The Persian Gulf today is a shallow sea, never more than 140 metres in depth and frequently, particularly off its southern and northern shores – less than 25 metres deep. By approximately 3,500 BCE, the Gulf had flooded to levels approximately to its current shores.

== Flooding ==
In the Last Glacial Maximum, from 21000 to 18000 BP, the entire Persian Gulf was exposed land (some 100.000 km2), as the world's sea level was by then 120 meters below the actual level.

After the LGM, the ice caps melted and by 14000 BP the Indian Ocean introgressed the Persian Gulf, flooding first the Strait of Hormuz.

In the next 4000 years the sea level rose up from -105 to -30; being the most rapid rise around 12000 BP (from -100 to -75), flooding 500 km in a westward direction in some 500 years.

From 10000 to 8000 BP the sea level was rising at a more slow pace, allowing the formation of peat layers which are evidence of estuaries and marshes. By 8500 BP the sea level in the Persian Gulf was 20 meters below the actual.
By 8000 BP the first human occupations are recorded in southern Mesopotamia (the neolithic Ubaid period).

By 6000 BP the shoreline reached almost the same level as today, except an additional introgression of the Indian Ocean some 250 km inland (reaching the shoreline where it is nowadays Nasiriyah). It was after several centuries of sedimentation that the actual marshy Euphrates-Tigris delta was formed. This ancient introgression, which would imply a reduction of the available agricultural land, may be related with the start of the Uruk period.

== Human settlement ==
Contemporaneous with the fastest period of the flooding of the Gulf Oasis, there is evidence of large numbers of human settlements around the basin, with archaeological evidence from over 60 sites around the Middle Holocene shoreline. These Neolithic people practised fishing, date palm cultivation and animal husbandry. It is notable that the archaeological record in this area prior to this period is scant, pointing to the idea of a population displaced from the fertile valley by the transgression from the Indian Ocean.

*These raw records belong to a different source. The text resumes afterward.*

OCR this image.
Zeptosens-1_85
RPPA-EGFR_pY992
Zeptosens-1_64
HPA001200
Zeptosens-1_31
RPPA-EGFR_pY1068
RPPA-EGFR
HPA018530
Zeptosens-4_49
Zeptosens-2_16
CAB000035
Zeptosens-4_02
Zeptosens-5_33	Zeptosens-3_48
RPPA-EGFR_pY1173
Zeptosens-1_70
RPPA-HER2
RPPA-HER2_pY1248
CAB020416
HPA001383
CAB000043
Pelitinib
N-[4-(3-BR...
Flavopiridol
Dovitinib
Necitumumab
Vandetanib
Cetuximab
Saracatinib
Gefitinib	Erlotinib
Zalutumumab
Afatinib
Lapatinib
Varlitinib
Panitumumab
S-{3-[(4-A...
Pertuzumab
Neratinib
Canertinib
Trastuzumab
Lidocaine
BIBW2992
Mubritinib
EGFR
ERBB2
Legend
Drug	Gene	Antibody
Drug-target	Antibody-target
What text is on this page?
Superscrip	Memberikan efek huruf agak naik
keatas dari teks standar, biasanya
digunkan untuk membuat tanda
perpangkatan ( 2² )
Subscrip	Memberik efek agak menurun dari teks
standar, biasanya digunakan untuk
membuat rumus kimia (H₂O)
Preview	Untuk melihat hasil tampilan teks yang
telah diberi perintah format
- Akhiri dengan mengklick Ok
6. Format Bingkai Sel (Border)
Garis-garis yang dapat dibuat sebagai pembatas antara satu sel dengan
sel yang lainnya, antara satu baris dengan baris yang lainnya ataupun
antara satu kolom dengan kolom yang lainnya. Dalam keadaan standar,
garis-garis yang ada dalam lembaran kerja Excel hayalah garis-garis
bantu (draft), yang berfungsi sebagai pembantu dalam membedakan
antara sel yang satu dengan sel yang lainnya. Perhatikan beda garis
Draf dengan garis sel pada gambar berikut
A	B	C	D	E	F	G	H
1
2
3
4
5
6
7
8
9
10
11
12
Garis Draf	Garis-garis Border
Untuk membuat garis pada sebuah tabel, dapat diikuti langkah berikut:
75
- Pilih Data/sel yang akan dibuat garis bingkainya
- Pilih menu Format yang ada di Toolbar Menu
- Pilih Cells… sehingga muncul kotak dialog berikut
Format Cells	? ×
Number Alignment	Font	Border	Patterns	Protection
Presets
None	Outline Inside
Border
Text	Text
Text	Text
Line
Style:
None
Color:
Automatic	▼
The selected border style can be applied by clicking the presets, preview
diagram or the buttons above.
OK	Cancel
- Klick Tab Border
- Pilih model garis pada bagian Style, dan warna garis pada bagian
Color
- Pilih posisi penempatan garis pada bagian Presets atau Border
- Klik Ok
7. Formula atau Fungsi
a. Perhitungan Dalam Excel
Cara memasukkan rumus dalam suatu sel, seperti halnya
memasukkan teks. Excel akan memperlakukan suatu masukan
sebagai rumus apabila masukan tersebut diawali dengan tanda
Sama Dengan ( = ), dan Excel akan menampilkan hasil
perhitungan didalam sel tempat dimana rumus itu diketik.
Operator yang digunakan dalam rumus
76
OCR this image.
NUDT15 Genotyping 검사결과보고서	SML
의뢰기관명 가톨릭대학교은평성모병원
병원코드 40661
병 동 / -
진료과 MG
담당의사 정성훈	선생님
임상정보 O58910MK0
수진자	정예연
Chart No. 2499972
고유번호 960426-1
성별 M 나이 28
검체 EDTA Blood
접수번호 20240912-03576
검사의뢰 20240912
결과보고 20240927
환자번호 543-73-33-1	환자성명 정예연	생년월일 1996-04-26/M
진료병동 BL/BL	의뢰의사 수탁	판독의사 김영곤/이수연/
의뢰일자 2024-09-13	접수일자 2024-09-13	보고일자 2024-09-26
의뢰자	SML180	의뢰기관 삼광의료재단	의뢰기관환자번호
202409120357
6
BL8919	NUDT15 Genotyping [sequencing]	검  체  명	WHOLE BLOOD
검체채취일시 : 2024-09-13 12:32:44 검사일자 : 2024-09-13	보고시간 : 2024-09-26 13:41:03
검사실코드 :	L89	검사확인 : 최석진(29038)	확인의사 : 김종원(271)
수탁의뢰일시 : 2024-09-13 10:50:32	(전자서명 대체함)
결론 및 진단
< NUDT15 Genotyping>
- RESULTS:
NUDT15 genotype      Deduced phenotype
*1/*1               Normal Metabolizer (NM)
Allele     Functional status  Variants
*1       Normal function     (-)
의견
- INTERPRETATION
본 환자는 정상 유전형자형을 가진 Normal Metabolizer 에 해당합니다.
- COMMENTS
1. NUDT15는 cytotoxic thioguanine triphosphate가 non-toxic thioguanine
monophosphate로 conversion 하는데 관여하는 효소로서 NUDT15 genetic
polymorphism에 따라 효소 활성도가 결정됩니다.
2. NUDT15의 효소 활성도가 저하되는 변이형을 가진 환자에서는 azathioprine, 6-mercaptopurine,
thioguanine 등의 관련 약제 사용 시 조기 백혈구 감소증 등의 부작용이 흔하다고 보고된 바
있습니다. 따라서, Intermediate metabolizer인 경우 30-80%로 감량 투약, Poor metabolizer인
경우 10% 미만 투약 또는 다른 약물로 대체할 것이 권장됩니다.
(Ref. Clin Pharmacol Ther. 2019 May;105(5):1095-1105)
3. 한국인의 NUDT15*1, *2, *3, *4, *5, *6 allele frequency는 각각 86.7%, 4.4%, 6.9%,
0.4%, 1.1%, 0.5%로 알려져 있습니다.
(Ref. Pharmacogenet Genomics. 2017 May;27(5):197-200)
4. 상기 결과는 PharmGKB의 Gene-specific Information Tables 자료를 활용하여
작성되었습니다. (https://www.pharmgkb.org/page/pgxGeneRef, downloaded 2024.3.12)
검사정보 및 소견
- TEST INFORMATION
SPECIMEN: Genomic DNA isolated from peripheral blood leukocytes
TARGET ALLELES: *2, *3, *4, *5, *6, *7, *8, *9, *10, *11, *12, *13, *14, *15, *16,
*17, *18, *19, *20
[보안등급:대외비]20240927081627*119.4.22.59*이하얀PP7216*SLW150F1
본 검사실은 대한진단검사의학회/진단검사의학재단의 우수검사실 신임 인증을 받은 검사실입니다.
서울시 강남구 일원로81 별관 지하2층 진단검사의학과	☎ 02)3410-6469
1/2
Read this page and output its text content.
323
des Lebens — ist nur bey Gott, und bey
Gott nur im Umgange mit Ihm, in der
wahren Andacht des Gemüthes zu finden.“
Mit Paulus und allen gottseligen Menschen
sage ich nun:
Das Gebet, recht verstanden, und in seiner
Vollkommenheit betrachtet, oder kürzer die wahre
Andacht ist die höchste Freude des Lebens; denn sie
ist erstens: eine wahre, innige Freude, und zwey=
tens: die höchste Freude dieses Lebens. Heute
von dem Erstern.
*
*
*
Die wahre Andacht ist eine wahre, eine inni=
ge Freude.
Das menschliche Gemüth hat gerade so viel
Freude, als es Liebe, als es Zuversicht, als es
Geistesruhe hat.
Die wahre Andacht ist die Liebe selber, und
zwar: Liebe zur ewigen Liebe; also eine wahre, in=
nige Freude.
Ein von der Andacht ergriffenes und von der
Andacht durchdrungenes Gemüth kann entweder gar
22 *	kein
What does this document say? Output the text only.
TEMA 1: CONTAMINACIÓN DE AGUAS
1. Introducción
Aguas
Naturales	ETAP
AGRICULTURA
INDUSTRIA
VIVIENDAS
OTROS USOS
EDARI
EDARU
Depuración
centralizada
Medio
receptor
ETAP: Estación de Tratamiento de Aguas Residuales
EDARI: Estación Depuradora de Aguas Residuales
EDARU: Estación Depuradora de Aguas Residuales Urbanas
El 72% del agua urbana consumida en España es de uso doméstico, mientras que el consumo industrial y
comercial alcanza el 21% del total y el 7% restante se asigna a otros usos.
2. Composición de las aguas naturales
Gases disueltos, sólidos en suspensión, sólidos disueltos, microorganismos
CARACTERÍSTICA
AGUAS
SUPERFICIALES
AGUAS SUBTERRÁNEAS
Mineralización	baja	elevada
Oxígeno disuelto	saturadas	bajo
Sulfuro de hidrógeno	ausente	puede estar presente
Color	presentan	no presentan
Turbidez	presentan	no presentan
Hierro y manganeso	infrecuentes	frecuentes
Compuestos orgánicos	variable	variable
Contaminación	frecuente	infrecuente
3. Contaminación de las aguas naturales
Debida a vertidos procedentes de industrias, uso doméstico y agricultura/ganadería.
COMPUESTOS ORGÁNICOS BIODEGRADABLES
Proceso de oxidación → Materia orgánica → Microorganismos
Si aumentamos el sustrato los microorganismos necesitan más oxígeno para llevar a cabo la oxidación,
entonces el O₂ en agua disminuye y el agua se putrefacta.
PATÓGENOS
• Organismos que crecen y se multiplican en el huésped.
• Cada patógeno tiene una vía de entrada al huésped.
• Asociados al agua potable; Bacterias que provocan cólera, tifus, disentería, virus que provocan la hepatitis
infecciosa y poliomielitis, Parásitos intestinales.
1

The emergence of Sumerian urban communities around 5,000 BCE has been linked to the flooding of the Gulf Oasis and the climatic changes of the time favouring economic and agricultural specialisation and the formation of communities with social and political hierarchies. These communities were linked to those of Southeastern Arabia, with archaeological evidence of both Ubaid and Jemdet Nasr era pottery finds around the shores of the Gulf. Arabian Bifacial tools have been found alongside distinctively Ubaid era ceramics in the United Arab Emirates and Oman, which have been traced to a Sumerian origin (using petrographic analysis). The continuation of these links is directly connected to the second millennium emergence of Sumerian linked trading communities, recorded by the Sumerians at Dilmun (Bahrain) and Magan (the United Arab Emirates and Oman).